2011 yılında dönemin başbakanı Recep Tayyip Erdoğan tarafından açıklanan kabinede Gençlik ve Spor Bakanlığı görevine getirilen Suat Kılıç, üç dönem kuralı nedeniyle siyasete ara vermiş ve daha sonra sürpriz bir karara imza atarak AK Parti üyeliğinden istifa ederek Yeniden Refah Partisi saflarına geçmişti. Ahmet Davutoğlu ve Ali Babacan'ın AK Parti'ye geçip geçmeyeceğinin tartışıldığı bir süreçte benzer bir soruyu da Suat Kılıç'a yönelttik.

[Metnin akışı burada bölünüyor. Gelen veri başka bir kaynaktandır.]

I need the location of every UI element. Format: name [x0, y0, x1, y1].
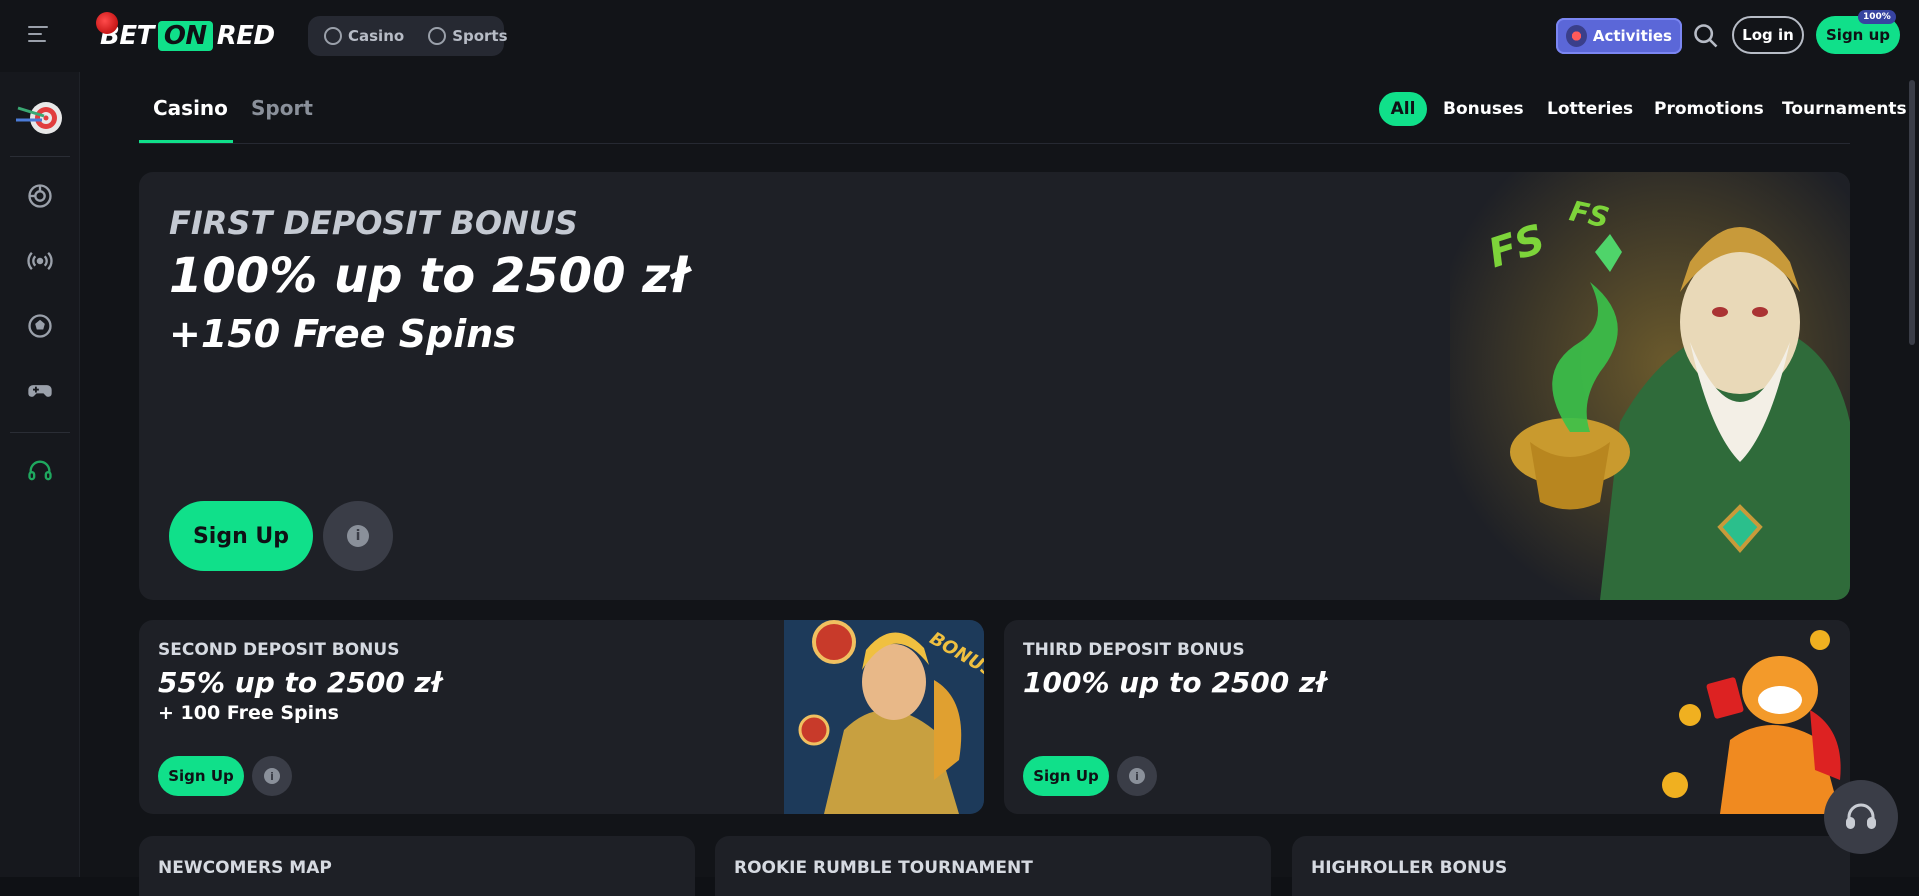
card-title: 100% up to 2500 zł	[1023, 666, 1326, 699]
banner-title: 100% up to 2500 zł	[169, 248, 689, 304]
banner-subtitle: FIRST DEPOSIT BONUS	[169, 204, 578, 242]
soccer-ball-icon	[428, 27, 447, 45]
casino-chip-icon[interactable]	[26, 182, 54, 210]
activities-button[interactable]: Activities	[1556, 18, 1682, 54]
top-header: BET ON RED Casino Sports Activities Log …	[0, 0, 1919, 72]
logo-red: RED	[216, 21, 275, 51]
sidebar-divider	[10, 432, 70, 433]
card-label: ROOKIE RUMBLE TOURNAMENT	[734, 858, 1033, 878]
main-content: Casino Sport All Bonuses Lotteries Promo…	[80, 72, 1919, 896]
bonus-badge: 100%	[1858, 10, 1896, 24]
banner-free-spins: +150 Free Spins	[169, 312, 516, 356]
card-label: HIGHROLLER BONUS	[1311, 858, 1508, 878]
info-icon: i	[347, 525, 369, 547]
card-title: 55% up to 2500 zł	[158, 666, 442, 699]
wizard-illustration: FS FS	[1450, 172, 1850, 600]
knight-illustration: BONUS	[784, 620, 984, 814]
switch-sports[interactable]: Sports	[420, 21, 515, 51]
live-chat-button[interactable]	[1824, 780, 1898, 854]
first-deposit-banner: FIRST DEPOSIT BONUS 100% up to 2500 zł +…	[139, 172, 1850, 600]
banner-signup-button[interactable]: Sign Up	[169, 501, 313, 571]
filter-tournaments[interactable]: Tournaments	[1782, 92, 1907, 126]
product-switch: Casino Sports	[308, 16, 508, 56]
filter-bonuses[interactable]: Bonuses	[1443, 92, 1524, 126]
active-tab-indicator	[139, 140, 233, 143]
card-label: NEWCOMERS MAP	[158, 858, 332, 878]
tab-sport[interactable]: Sport	[251, 96, 313, 120]
filter-promotions[interactable]: Promotions	[1654, 92, 1764, 126]
banner-info-button[interactable]: i	[323, 501, 393, 571]
switch-sports-label: Sports	[452, 27, 508, 45]
gamepad-icon[interactable]	[26, 377, 54, 405]
newcomers-map-card[interactable]: NEWCOMERS MAP	[139, 836, 695, 896]
card-info-button[interactable]: i	[1117, 756, 1157, 796]
site-logo[interactable]: BET ON RED	[96, 12, 275, 56]
info-icon: i	[264, 768, 280, 784]
card-free-spins: + 100 Free Spins	[158, 702, 339, 724]
filter-lotteries[interactable]: Lotteries	[1547, 92, 1633, 126]
tab-casino[interactable]: Casino	[153, 96, 228, 120]
sidebar	[0, 72, 80, 877]
rookie-rumble-card[interactable]: ROOKIE RUMBLE TOURNAMENT	[715, 836, 1271, 896]
casino-chip-icon	[324, 27, 342, 45]
dart-target-logo[interactable]	[14, 94, 66, 140]
activities-label: Activities	[1592, 27, 1672, 45]
card-info-button[interactable]: i	[252, 756, 292, 796]
headset-icon	[1846, 803, 1876, 829]
login-button[interactable]: Log in	[1732, 16, 1804, 54]
logo-ball-icon	[96, 12, 118, 34]
card-label: SECOND DEPOSIT BONUS	[158, 640, 400, 660]
second-deposit-card: SECOND DEPOSIT BONUS 55% up to 2500 zł +…	[139, 620, 984, 814]
highroller-card[interactable]: HIGHROLLER BONUS	[1292, 836, 1850, 896]
third-deposit-card: THIRD DEPOSIT BONUS 100% up to 2500 zł S…	[1004, 620, 1850, 814]
card-signup-button[interactable]: Sign Up	[158, 756, 244, 796]
logo-on: ON	[157, 21, 213, 51]
search-icon[interactable]	[1692, 22, 1720, 50]
card-label: THIRD DEPOSIT BONUS	[1023, 640, 1245, 660]
card-signup-button[interactable]: Sign Up	[1023, 756, 1109, 796]
page-scrollbar[interactable]	[1909, 80, 1915, 345]
switch-casino[interactable]: Casino	[316, 21, 412, 51]
section-tabs: Casino Sport All Bonuses Lotteries Promo…	[139, 72, 1907, 144]
support-icon[interactable]	[26, 457, 54, 485]
info-icon: i	[1129, 768, 1145, 784]
filter-all[interactable]: All	[1379, 92, 1427, 126]
live-broadcast-icon[interactable]	[26, 247, 54, 275]
sidebar-divider	[10, 156, 70, 157]
soccer-ball-icon[interactable]	[26, 312, 54, 340]
dart-icon	[1566, 25, 1587, 47]
switch-casino-label: Casino	[348, 27, 405, 45]
tiger-illustration	[1650, 620, 1850, 814]
menu-icon[interactable]	[28, 26, 52, 46]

Kılıç, "AK Parti'den ayrıldığınız için pişman oldunuz mu?" sorusuna "Hayatımda keşke dediğim yeri yok. Zaten AK Parti'nden ayrıldığımda AK Parti'nin üyesiydim. Yol gördüğünüz insanlarla anılarınız vardır ve o insanların hayatınıza bir yeri vardır. Bu anlamda Sayın Erdoğan'ın da hayatımızda yeri vardır. Öyle geri dönmek, pişmanlık duymak, yeniden orada bir yol açmak falan gibi öyle bir düşüncem şahsen benim olmadı. Geçmişi güzel yaşadık, güzel anılar biriktirdik. Bugün yolda sokaklarda yürürken insanlar bizim hizmetlerimize, benim bakanlığım biteli 10 yıl oldu, 10 gün olmadı. 10 yıl önceki bakanlığımı insanlar hatırlıyorsa Rabbime bin şükür, elhamdülillah, çok şükür gerçekten iyiyiz" yanıtını verdi.

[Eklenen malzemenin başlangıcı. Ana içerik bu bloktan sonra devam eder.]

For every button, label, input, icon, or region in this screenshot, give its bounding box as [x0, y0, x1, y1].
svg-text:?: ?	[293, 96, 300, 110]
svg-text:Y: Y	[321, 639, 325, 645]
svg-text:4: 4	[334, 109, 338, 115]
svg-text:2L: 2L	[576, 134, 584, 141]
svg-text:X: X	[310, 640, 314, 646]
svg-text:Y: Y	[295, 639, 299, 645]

Babacan ve Davutoğlu'nun AK Parti'ye geçip geçmeyeceği konusuna da değinen Kılıç, "Sayın Davutoğlu adına bir şey diyemem. Sayın Babacan adına da bir şey diyemem. Allah bizleri yoktan yarattı. Onun dışında hiçbir faniye karşı böylesine bir varoluşsal bir borcumuz yok. Sayın Davutoğlu Boğaziçi'lidir. Sayın Babacan ODTÜ'lüdür. Ben Ankara hukuk mezunuyum. Hepimiz Cumhuriyet'in iyi okullarında, iyi müesseselerinde değerli eğitimler aldık. Ama devlet adamlığımız noktasındaki sahip olduğumuz deneyimi, tecrübeyi elbette ki Sayın Erdoğan'ın kabinede, parlamentoda sunduğu imkanlar çerçevesinde geliştirdik. Bunu ne biz inkar edebiliriz, ne o inkar edebilir. Zaten yol arkadaşlarından bir memnuniyetsizliği varsa seçimlerinin yanlış olduğu anlamına gelir. Zaman zaman kızgınlıkla belki bazı sonradan kendisinin de belki rahatsız olduğu cümleler sarf etmiştir. Benimle ilgili hiç olmadı. Sayın Şimşek'le, Sayın Babacan'la, Sayın Davutoğlu'yla ilgili değişik zamanlarda olmuştu. Yani o cümlelerden bence kendisi de rahatsızlık duymuştur. Çünkü özellikle bakanlık gibi görevler tevdi ettiği insanlara güvenmiştir. Ve tanıdığım bu isimler de güvenine halel getirmemiştir. Güvenine hiçbir zaman halel getirmedik" ifadelerini kullandı.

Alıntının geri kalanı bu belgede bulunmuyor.